Deniz Madanoğlu: "Hamiyet"i yazarken iki unsur bana rehberlik etti. Birincisi, İrfan’la buluşup sadece "Hamiyet"in değil onun tüm hikayesini dinlediğim gün. İkincisi de tüm Peyk şarkıları. "Hamiyet" için yazılmış olanlar dahil. Sonrasında Hamiyet’le el ele kol kola şarkılarını beraber söyleyerek aktık gittik bilgisayar başında.

Olay 1980’li yıllarda geçiyor. Bir dönem olarak özellikle 12 Eylül’ün tercih edilmesinin sebebi nedir?

Deniz Madanoğlu: 12 Eylül hem İrfan’ın çocukluğuna denk geliyor hem babasının sendika-işçi hikayesine dokunuyor hem o dönem işçilerin emekçilerin yitirdiklerine değiyor hem de gerçek. "Hamiyet", politik yanı kuvvetli bir hikaye. Delirişinin sadece özel sebepleri yok, toplumsal boyutu da var olmalı. 12 Eylül, Seher’in dediği gibi, Türkiye’nin üstünden geçti. Hamiyet ve hikayedeki karakterlerin hepsinin.

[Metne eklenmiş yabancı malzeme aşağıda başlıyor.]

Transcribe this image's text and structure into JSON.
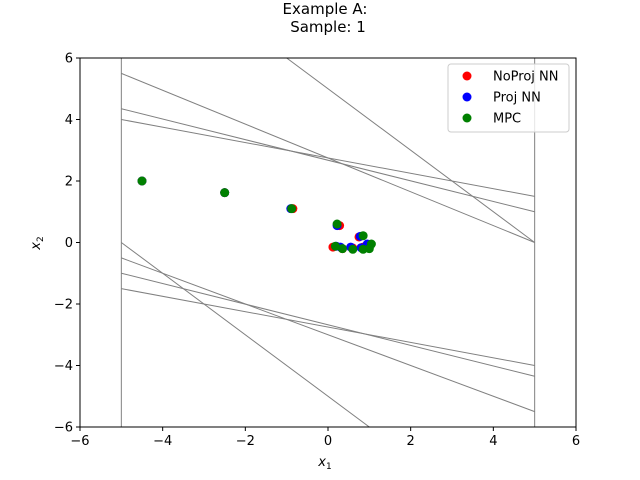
{
  "chart_data": {
    "type": "scatter",
    "title_line1": "Example A:",
    "title_line2": "Sample: 1",
    "xlabel": "x",
    "xlabel_sub": "1",
    "ylabel": "x",
    "ylabel_sub": "2",
    "xlim": [
      -6,
      6
    ],
    "ylim": [
      -6,
      6
    ],
    "xticks": [
      -6,
      -4,
      -2,
      0,
      2,
      4,
      6
    ],
    "yticks": [
      -6,
      -4,
      -2,
      0,
      2,
      4,
      6
    ],
    "xtick_labels": [
      "−6",
      "−4",
      "−2",
      "0",
      "2",
      "4",
      "6"
    ],
    "ytick_labels": [
      "−6",
      "−4",
      "−2",
      "0",
      "2",
      "4",
      "6"
    ],
    "legend_position": "top-right",
    "constraint_lines": [
      {
        "x1": -5,
        "y1": 5.5,
        "x2": 5,
        "y2": 0
      },
      {
        "x1": -5,
        "y1": 4.35,
        "x2": 5,
        "y2": 1.0
      },
      {
        "x1": -5,
        "y1": 4.0,
        "x2": 5,
        "y2": 1.5
      },
      {
        "x1": -1,
        "y1": 6,
        "x2": 5,
        "y2": 0
      },
      {
        "x1": -5,
        "y1": 0,
        "x2": 1,
        "y2": -6
      },
      {
        "x1": -5,
        "y1": -0.5,
        "x2": 5,
        "y2": -5.5
      },
      {
        "x1": -5,
        "y1": -1.0,
        "x2": 5,
        "y2": -4.35
      },
      {
        "x1": -5,
        "y1": -1.5,
        "x2": 5,
        "y2": -4.0
      },
      {
        "x1": -5,
        "y1": -6,
        "x2": -5,
        "y2": 6
      },
      {
        "x1": 5,
        "y1": -6,
        "x2": 5,
        "y2": 6
      }
    ],
    "series": [
      {
        "name": "NoProj NN",
        "color": "#ff0000",
        "points": [
          [
            -4.5,
            2.0
          ],
          [
            -2.5,
            1.62
          ],
          [
            -0.85,
            1.1
          ],
          [
            0.28,
            0.55
          ],
          [
            0.75,
            0.18
          ],
          [
            0.12,
            -0.15
          ],
          [
            0.35,
            -0.2
          ],
          [
            0.6,
            -0.18
          ],
          [
            0.85,
            -0.15
          ],
          [
            1.0,
            -0.1
          ]
        ]
      },
      {
        "name": "Proj NN",
        "color": "#0000ff",
        "points": [
          [
            -4.5,
            2.0
          ],
          [
            -2.5,
            1.62
          ],
          [
            -0.9,
            1.1
          ],
          [
            0.22,
            0.55
          ],
          [
            0.78,
            0.2
          ],
          [
            0.95,
            -0.05
          ],
          [
            0.3,
            -0.15
          ],
          [
            0.55,
            -0.15
          ],
          [
            0.8,
            -0.17
          ],
          [
            0.2,
            -0.12
          ]
        ]
      },
      {
        "name": "MPC",
        "color": "#008000",
        "points": [
          [
            -4.5,
            2.0
          ],
          [
            -2.5,
            1.62
          ],
          [
            -0.88,
            1.1
          ],
          [
            0.22,
            0.6
          ],
          [
            0.85,
            0.22
          ],
          [
            1.05,
            -0.05
          ],
          [
            1.0,
            -0.2
          ],
          [
            0.85,
            -0.22
          ],
          [
            0.6,
            -0.22
          ],
          [
            0.35,
            -0.2
          ],
          [
            0.18,
            -0.12
          ]
        ]
      }
    ]
  }
}
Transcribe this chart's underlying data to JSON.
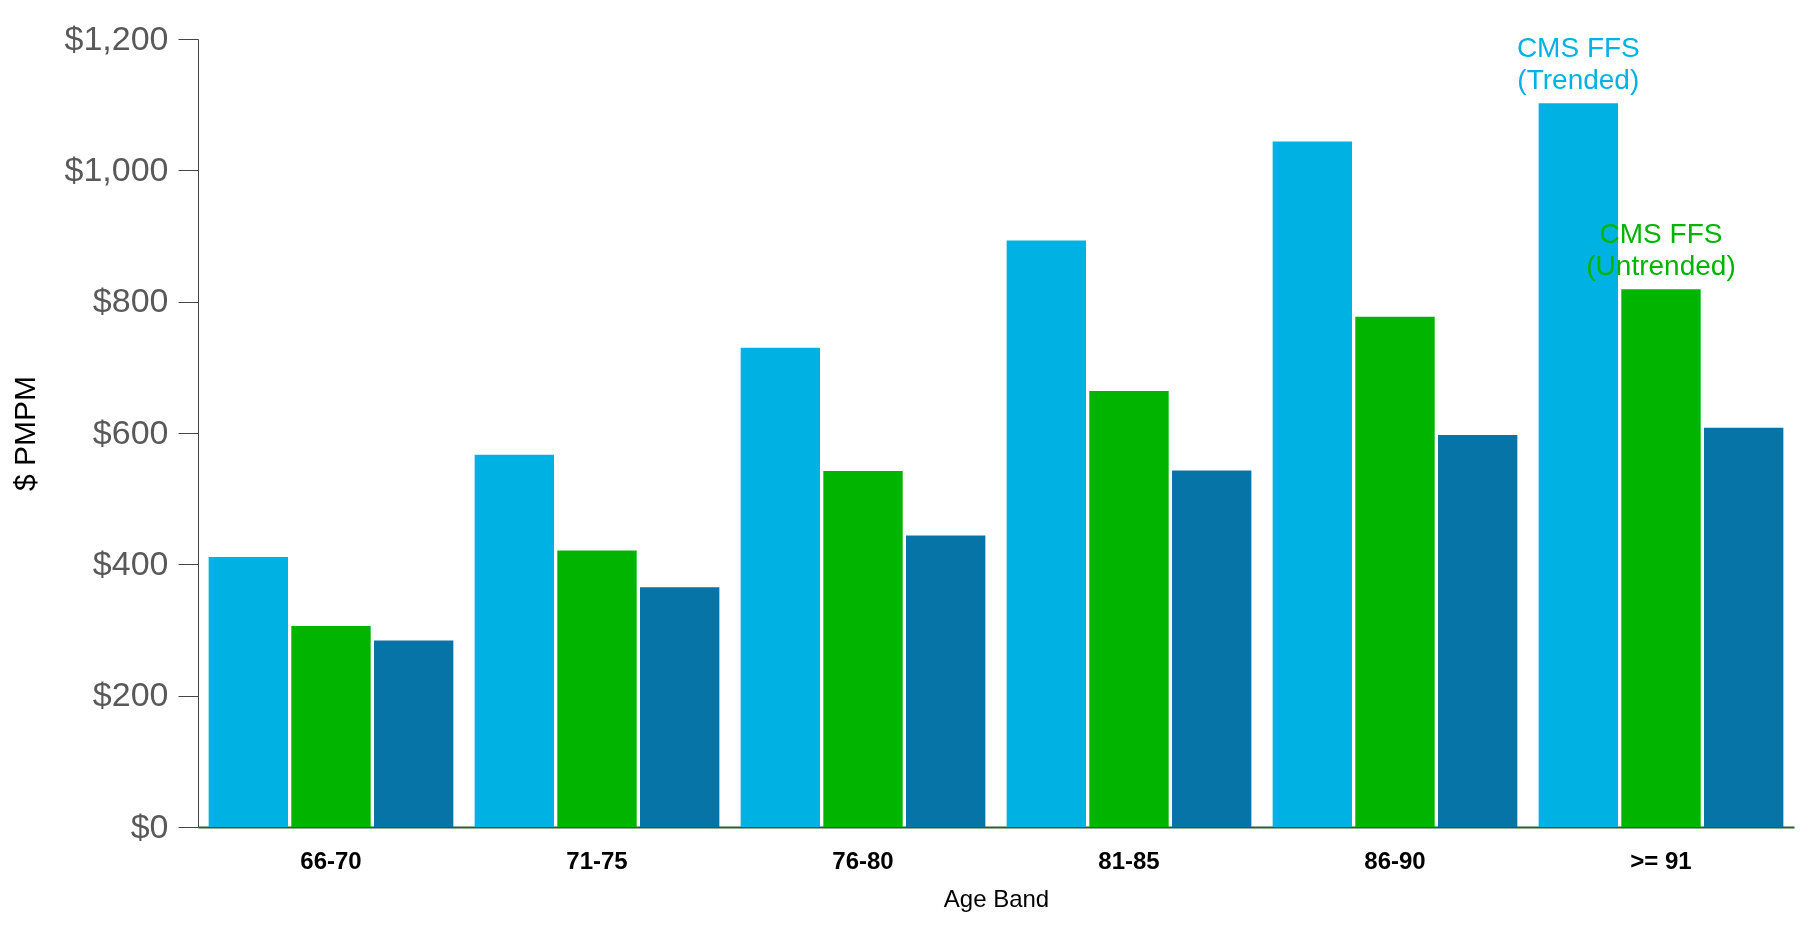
{
  "chart_data": {
    "type": "bar",
    "xlabel": "Age Band",
    "ylabel": "$ PMPM",
    "categories": [
      "66-70",
      "71-75",
      "76-80",
      "81-85",
      "86-90",
      ">= 91"
    ],
    "series": [
      {
        "name": "CMS FFS (Trended)",
        "color": "#00b2e3",
        "values": [
          411,
          567,
          730,
          893,
          1044,
          1102
        ]
      },
      {
        "name": "CMS FFS (Untrended)",
        "color": "#00b400",
        "values": [
          306,
          421,
          542,
          664,
          777,
          819
        ]
      },
      {
        "color": "#0774a8",
        "values": [
          284,
          365,
          444,
          543,
          597,
          608
        ]
      }
    ],
    "ylim": [
      0,
      1200
    ],
    "yticks": [
      {
        "value": 0,
        "label": "$0"
      },
      {
        "value": 200,
        "label": "$200"
      },
      {
        "value": 400,
        "label": "$400"
      },
      {
        "value": 600,
        "label": "$600"
      },
      {
        "value": 800,
        "label": "$800"
      },
      {
        "value": 1000,
        "label": "$1,000"
      },
      {
        "value": 1200,
        "label": "$1,200"
      }
    ],
    "grid": false,
    "legend": false
  }
}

Oyunda hayal ve gerçek arasında kalmış bir kadının var olma mücadelesini izliyoruz. Hamiyet’in hayal dünyasıyla kurduğu ilişki bir kaçış mı yoksa gerçek hayattaki direnişinin bir parçası mı?

Deniz Madanoğlu: Hayal kurmak kaçış değil, sert gerçekliğe bir başkaldırıdır. Kurban rolüne yapışıp kalmıyor, kendi şarkısına türküsüne, içindeki kız çocuğuna sahip çıkıyor Hamiyet. Hayat o kız çocuğunu ne kadar hırpaladıysa Hamiyet ve hayal arkadaşları "pazar yeri sinekleri" onun saçlarını okşuyor, yazdıklarının, dertlerinin sesi oluyorlar. Delirmek bazen yok oluşa, yerle bir oluşa direnmektir.

ASLI İNANDIK: HAMİYET TÜM TOPLUMUN SIRTINDAN ATTIĞI BİR FİGÜR

Bize oyuna dahil olma ve Hamiyet’le tanışma sürecinizi anlatır mısınız?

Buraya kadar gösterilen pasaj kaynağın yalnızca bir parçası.